2025-08-30 12:55:36,942 - src.rag_pipeline.core - INFO - Re-ranked 20 documents down to 5.


 Answering: How does dictionary learning with sparse autoencoders attempt to solve polysemanticity?


2025-08-30 12:55:40,329 - src.rag_pipeline.core - INFO - Re-ranked 20 documents down to 5.


 Answering: What is a 'feature' in the context of mechanistic interpretability?


2025-08-30 12:55:42,981 - src.rag_pipeline.core - INFO - Re-ranked 20 documents down to 5.


Answer generation complete.


#### 4. Run the RAGAS Evaluation
This is the final step. We'll combine our questions, ground truth answers, generated answers, and retrieved contexts into a dataset and pass it to RAGAS for scoring.

In [7]:
# Combine all the data into a Hugging Face Dataset object
response_dataset = Dataset.from_dict({
    "question": test_questions,
    "answer": generated_answers,
    "contexts": retrieved_contexts,
    "ground_truth": ground_truth_answers,
    })

# Initialize the models RAGAS will use
ragas_llm = ChatGoogleGenerativeAI(model=settings.LLM_MODEL_NAME)
ragas_embeddings = SentenceTransformerEmbeddings(model_name=settings.EMBEDDING_MODEL_NAME)
print("Running RAGAS evaluation...")

# gemini_llm = ChatGoogleGenerativeAI(model=settings.LLM_MODEL_NAME)
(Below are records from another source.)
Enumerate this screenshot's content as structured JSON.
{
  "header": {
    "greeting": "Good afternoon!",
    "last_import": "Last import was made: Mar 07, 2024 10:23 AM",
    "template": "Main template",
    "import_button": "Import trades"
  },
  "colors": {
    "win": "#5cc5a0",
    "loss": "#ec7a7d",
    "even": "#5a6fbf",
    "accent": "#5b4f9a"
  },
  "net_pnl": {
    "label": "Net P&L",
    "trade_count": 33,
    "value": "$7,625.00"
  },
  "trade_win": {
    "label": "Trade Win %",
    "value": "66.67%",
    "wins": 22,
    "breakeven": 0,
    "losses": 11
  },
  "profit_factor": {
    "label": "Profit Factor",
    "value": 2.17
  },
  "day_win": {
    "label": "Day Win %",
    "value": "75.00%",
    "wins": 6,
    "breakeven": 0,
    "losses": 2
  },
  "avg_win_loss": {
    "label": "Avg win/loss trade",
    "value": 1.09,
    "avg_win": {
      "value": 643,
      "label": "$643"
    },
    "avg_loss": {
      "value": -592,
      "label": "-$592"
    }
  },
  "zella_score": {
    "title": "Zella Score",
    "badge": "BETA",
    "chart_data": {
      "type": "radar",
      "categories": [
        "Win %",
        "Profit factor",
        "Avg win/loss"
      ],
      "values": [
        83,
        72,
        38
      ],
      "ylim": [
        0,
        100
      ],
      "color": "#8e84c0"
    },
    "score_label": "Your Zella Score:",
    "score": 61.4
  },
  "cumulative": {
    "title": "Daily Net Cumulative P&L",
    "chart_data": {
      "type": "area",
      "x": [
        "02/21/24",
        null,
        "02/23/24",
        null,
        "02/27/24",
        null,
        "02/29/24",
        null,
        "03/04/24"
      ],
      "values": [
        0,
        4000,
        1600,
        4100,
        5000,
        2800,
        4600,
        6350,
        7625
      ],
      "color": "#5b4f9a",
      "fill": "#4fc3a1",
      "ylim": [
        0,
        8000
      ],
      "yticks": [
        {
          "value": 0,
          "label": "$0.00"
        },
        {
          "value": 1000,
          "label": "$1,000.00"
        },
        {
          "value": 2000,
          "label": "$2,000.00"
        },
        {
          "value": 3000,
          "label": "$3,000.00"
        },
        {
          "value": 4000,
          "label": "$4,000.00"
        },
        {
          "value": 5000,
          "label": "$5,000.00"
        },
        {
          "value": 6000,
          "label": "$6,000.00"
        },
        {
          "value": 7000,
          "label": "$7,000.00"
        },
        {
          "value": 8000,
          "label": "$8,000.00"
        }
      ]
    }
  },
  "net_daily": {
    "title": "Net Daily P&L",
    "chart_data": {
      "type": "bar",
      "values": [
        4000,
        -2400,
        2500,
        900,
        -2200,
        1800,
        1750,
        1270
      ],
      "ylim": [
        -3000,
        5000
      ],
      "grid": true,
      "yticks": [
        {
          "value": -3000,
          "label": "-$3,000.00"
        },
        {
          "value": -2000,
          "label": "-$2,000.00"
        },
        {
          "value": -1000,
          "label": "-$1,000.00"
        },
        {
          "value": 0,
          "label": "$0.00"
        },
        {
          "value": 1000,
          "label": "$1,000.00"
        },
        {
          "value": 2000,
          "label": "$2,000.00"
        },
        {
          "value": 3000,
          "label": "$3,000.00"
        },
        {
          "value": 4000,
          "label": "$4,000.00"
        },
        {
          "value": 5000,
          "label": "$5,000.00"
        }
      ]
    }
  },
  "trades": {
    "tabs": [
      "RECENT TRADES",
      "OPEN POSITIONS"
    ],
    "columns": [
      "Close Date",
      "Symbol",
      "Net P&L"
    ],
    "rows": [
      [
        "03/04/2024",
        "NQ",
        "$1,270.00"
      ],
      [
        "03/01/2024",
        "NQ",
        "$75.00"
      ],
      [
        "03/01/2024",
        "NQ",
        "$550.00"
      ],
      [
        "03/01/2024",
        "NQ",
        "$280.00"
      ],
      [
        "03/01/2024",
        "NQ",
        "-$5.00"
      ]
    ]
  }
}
# ragas_llm = LangchainLLM(llm=gemini_llm)
# faithfulness.llm = ragas_llm
# answer_relevancy.llm = ragas_llm
# context_recall.llm = ragas_llm
# context_precision.llm = ragas_llm

print("Running RAGAS evaluation...")

result = evaluate(
    dataset=response_dataset, 
    metrics=[
        context_precision,  # Evaluates the retriever\n",
        context_recall,     # Evaluates the retriever\n",
        faithfulness,       # Evaluates the generator\n",
        answer_relevancy,   # Evaluates the generator\n",
    ]
    ,llm=ragas_llm
    ,embeddings=ragas_embeddings
)

print("--- RAGAS Evaluation Complete ---")
print(result)

INFO:sentence_transformers.SentenceTransformer:Use pytorch device_name: cpu
INFO:sentence_transformers.SentenceTransformer:Load pretrained SentenceTransformer: all-MiniLM-L6-v2


Running RAGAS evaluation...
Running RAGAS evaluation...


Evaluating: 100%|██████████| 12/12 [00:14<00:00,  1.24s/it]


--- RAGAS Evaluation Complete ---
{'context_precision': 0.5810, 'context_recall': 1.0000, 'faithfulness': 1.0000, 'answer_relevancy': 0.6829}


#### 5. Analyze the Results
The output above gives us a dictionary of scores. A score of `1.0` is perfect, and a score of `0.0` is the worst. We are looking for high scores in all categories, especially:

- **`faithfulness`**: How factually accurate is the answer based *only* on the provided context? This is a key metric for reducing hallucinations.
- **`context_recall`**: Did the retriever find all the relevant information needed to answer the question?
- **`answer_relevancy`**: Is the answer actually relevant to the question being asked?
- **`context_precision`**: Is the retrieved context precise and to the point, or does it contain a lot of irrelevant noise?"